¿Qué se hace cuando uno siente que no puede caminar, trepar o correr más justo a mitad del camino, a mitad de la montaña o de la escalada? ¿Cómo se resuelve un miedo inesperado, en el medio de una travesía que no tiene ninguna salida inmediata y libre de sacrificio?
Recuerdo perfectamente el día en que mi hija de seis años guió a su hermanita de dos, a explorar debajo de las plantas del jardín, en busca de algún bicho bolita o piedra en forma de corazón. Yo, que observaba atentamente, sabía que se estaban metiendo entre hojas y ramas, algunas con pinches medianamente inofensivos, pero decidí dejarlas hacer, y ver cómo resolvían la situación. Mi hija mayor lideraba el sendero con una rama seca y animaba a la pequeña que, a cada paso encontraba una excusa para regresar. ¡Vamos, Cami, vos podés! decía la grande mientras le ofrecía una mano a la pequeña, se abría paso entre las ramas con el palo y decía "Dale", "falta poco", "agachá la cabeza", "agarrate de mí" y así, muy de a poco, iban avanzando hasta que Cami no aguantó más y se largó a llorar, requiriendo mi auxilio urgente.
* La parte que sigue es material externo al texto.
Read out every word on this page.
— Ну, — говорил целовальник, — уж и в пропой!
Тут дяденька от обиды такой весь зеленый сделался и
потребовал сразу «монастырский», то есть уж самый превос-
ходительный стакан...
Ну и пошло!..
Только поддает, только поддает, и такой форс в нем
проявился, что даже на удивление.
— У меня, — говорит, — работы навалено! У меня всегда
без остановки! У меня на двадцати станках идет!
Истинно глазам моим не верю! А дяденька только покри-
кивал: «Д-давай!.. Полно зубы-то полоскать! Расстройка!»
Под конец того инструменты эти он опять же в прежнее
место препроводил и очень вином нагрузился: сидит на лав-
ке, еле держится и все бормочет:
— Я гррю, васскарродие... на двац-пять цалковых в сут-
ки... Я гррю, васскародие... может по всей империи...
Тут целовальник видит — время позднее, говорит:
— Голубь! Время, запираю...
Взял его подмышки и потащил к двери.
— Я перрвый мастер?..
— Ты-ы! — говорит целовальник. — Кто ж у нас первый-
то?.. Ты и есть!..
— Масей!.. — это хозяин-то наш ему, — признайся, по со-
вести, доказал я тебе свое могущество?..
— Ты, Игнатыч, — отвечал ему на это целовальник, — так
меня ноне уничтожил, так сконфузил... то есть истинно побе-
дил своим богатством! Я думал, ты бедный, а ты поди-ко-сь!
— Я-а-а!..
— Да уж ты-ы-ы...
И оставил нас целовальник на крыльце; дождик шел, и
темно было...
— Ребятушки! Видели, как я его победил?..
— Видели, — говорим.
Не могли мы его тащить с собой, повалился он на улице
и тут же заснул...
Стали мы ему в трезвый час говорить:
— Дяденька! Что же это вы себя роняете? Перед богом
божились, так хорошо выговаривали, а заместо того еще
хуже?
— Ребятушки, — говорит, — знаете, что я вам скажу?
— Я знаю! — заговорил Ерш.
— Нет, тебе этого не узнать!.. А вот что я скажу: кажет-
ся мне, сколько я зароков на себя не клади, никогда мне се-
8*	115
Yo permanecí sentada en la reposera, escudada tras un libro y unas enormes gafas de sol. No les había sacado la vista de encima, no existía riesgo, salvo que alguna de las niñas tuviera la mala suerte de ensartarse una rama en el ojo y no acusé recibo del llanto de la chiquita. Estaba justo considerando levantarme para socorrer a la exploradora, cuando escuché a mi hija mayor decirle: "Cami, estamos a mitad de camino, tenemos que seguir. No podés llorar ahora y quedarte aquí para siempre. Aguantate, y llorás cuando salgamos". Su mensaje contundente pareció calar hondo, porque enseguida Cami se secó las lágrimas con su manita sucia y obedeció a su hermana. A los pocos pasos, ya habían salido airosas de la enramada.
Una situación parecida nos sucedió hace poco en vacaciones, cuando decidimos hacer una corta caminata en busca de una playa escondida con nuestra hija pequeña. Teníamos que subir por el sendero de un morro de piedras enormes, bordeando un magnífico y profundo acantilado contra el que chocaban grandes olas del mar Pacífico. La pequeña empezó mal, con miedo, y se asustó aún peor cuando de entre las piedras emergieron decenas de cangrejos negros, espantados por nuestra presencia. Sí, tenía mucho miedo, pero volver sobre nuestros pasos no era opción. Solo podíamos seguir subiendo, trepando rocas a cuatro patas, imitando a las cabras. El sendero era relativamente seguro, algunas piedras se movían, otras estaban cubiertas por un musgo resbaloso y a veces tocaba apoyarse sobre un peñasco inclinado sin otro punto de apoyo más que la mano de mi esposo. Entonces sucedió lo que le había pasado a Cami unos años antes, la niña explotó en llanto. Yo, que lidiaba con mis propias dudas y desniveles bajo un sombrero de paja demasiado grande, adopté inconscientemente la frase de mi hija mayor y le aconsejé: No llores ahora, concentrate en el camino y llorás cuando salgamos de acá. El efecto fue el esperado, la pequeña se secó las lágrimas y siguió trepando las enormes piedras, un paso a la vez, hacia arriba, hacia adelante hasta que, de repente, frente a nosotros se abrió la imagen de un mar monumental de aguas turquesas y, a nuestros pies, una playa escondida en medio de la nada. La alegría en su rostro fue magistral. Ya no dijo nada mientras bajábamos hasta la playa, por una pendiente más pronunciada que la subida, entre otras rocas iguales de enormes. Cuando finalmente tocamos tierra, los adultos aplaudimos y felicitamos a la pequeña. Nos sacamos las zapatillas, medias, shorts y corrimos todos al agua, buscando frescor. Ya en el agua, mi hija se acercó para decirme: ahora que sí puedo llorar, se me fueron las ganas.
Fabulosa experiencia, gran lección: Cuando pensamos que estamos en el horno y el miedo nos ahogue, si nos concentramos solo en el próximo pasito y nos aguantamos las ganas de volver, de abandonar el reto o de gritar, el camino será más fácil, más llevadero y, al final, tal vez, se nos hayan evaporado las ganas de llorar.